Ho letto numerosi interventi di donne che hanno vissuto delle pessime esperienze con il rooming in e che hanno posto l’accento proprio sui sensi di colpa dai quali una neomamma viene investita in queste circostanze, sentendosi schiacciata dalla responsabilità di dover per forza essere in grado di performare subito e bene, dando per scontato che aver partorito un figlio, significhi per forza essere in grado di fare la madre. La mia esperienza, tuttavia, è molto diversa.

Mia figlia è nata a Olbia, all’Ospedale Giovanni Paolo II e mi preme specificarlo, perché l’assistenza che ho ricevuto durante tutto il periodo di degenza è stata impeccabile. Ho sperimentato il rooming in e devo ammettere che all’inizio è stata dura. Ero terrorizzata all’idea di occuparmi sin da subito di un esserino grande poco più della mia mano, di sfamarla, di calmarla quando avrebbe pianto. Quello che non immaginavo è quanto avrebbe pianto! Nonostante ciò, le infermiere del nido erano sempre pronte ad aiutarmi, molto spesso persino nel cuore della notte, quando mia figlia rifiutava di attaccarsi al seno perché troppo agitata. Mi hanno assistito e sostenuto per tutto il tempo, soprattutto quando, affidando al nido la bambina per qualche ora, venivo invasa dai sensi di colpa per non essere in grado di occuparmi di lei. Mi hanno sempre tranquillizzato, spiegandomi quanto fosse normale sentirsi così e che il mio primo pensiero sarebbe dovuto essere quello di riposare, proprio per poter accudire mia figlia nel modo migliore.

Non so se la mia esperienza è un caso raro o se ci sono tante altre donne che hanno sperimentato il rooming in e ne hanno un dolce ricordo, come me. Certo è, che non si può generalizzare e demonizzare questa pratica senza entrare nel merito delle questioni.

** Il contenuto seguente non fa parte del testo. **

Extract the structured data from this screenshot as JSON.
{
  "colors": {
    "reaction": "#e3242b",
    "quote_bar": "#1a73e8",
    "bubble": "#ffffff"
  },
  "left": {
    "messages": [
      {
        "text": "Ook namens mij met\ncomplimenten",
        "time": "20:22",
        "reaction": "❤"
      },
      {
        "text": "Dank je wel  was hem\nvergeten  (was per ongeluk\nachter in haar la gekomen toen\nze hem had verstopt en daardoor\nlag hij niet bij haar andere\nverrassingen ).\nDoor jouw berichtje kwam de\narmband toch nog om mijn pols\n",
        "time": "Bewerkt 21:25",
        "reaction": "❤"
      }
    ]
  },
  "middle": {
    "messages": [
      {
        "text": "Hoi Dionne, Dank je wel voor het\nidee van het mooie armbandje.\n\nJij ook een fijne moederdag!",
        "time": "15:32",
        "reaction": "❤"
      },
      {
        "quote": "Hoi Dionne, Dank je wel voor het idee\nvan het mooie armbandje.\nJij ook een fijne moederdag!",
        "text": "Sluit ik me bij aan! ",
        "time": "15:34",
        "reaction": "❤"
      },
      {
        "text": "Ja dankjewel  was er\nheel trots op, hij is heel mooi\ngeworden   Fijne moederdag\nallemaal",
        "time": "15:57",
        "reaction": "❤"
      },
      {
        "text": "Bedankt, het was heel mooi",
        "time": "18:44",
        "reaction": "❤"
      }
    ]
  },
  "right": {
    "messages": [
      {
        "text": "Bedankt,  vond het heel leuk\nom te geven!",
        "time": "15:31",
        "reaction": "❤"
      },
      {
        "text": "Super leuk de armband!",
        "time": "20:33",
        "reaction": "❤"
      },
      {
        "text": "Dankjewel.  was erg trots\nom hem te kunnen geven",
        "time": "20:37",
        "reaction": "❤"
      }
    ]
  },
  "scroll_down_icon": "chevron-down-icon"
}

Ogni struttura è differente e soprattutto, il personale che lavora in quella struttura fa davvero la differenza. Io ho un’esperienza di parto molto bella, nonostante le mie 12 ore di travaglio. Ero circondata da un’equipe di donne: ginecologa, ostetrica, due anestesiste per l’epidurale e tante infermiere, le stesse che appena ho dato alla luce Amelie, mi hanno incoraggiato con parole di conforto, facendomi sentire una super donna, enfatizzando la mia forza e il mio coraggio, che nella realtà erano stati probabilmente sotto la media. Sembra tutto molto patinato e infiocchettato, ma questa è la realtà che ho avuto la fortuna di vivere: non mi sono sentita abbandonata, nemmeno per un minuto.

Quello che spero, è che accanto alle tante donne che hanno raccontato della loro difficile e in molti casi traumatica esperienza con il rooming in, possano esserci altrettante donne che condividono con me un ricordo positivo dei momenti post parto, accanto ai loro piccoli. Se non altro, per infondere un po’ di speranza in tutte quelle future mamme che stanno per affrontare il percorso più difficile e pieno di sorprese della loro vita. Perché una cosa è certa: partorire non significa saper fare le madri, ciò avviene piano piano, attraversando lunghi periodi di incertezze e paure, durante i quali capita di sentirsi inadeguate e di non essere in grado di affrontare una tale responsabilità.

Perciò, è fondamentale che il primo approccio a questa nuova condizione, avvenga con estrema serenità e infinita comprensione per la donna che c’è dietro quella neomamma.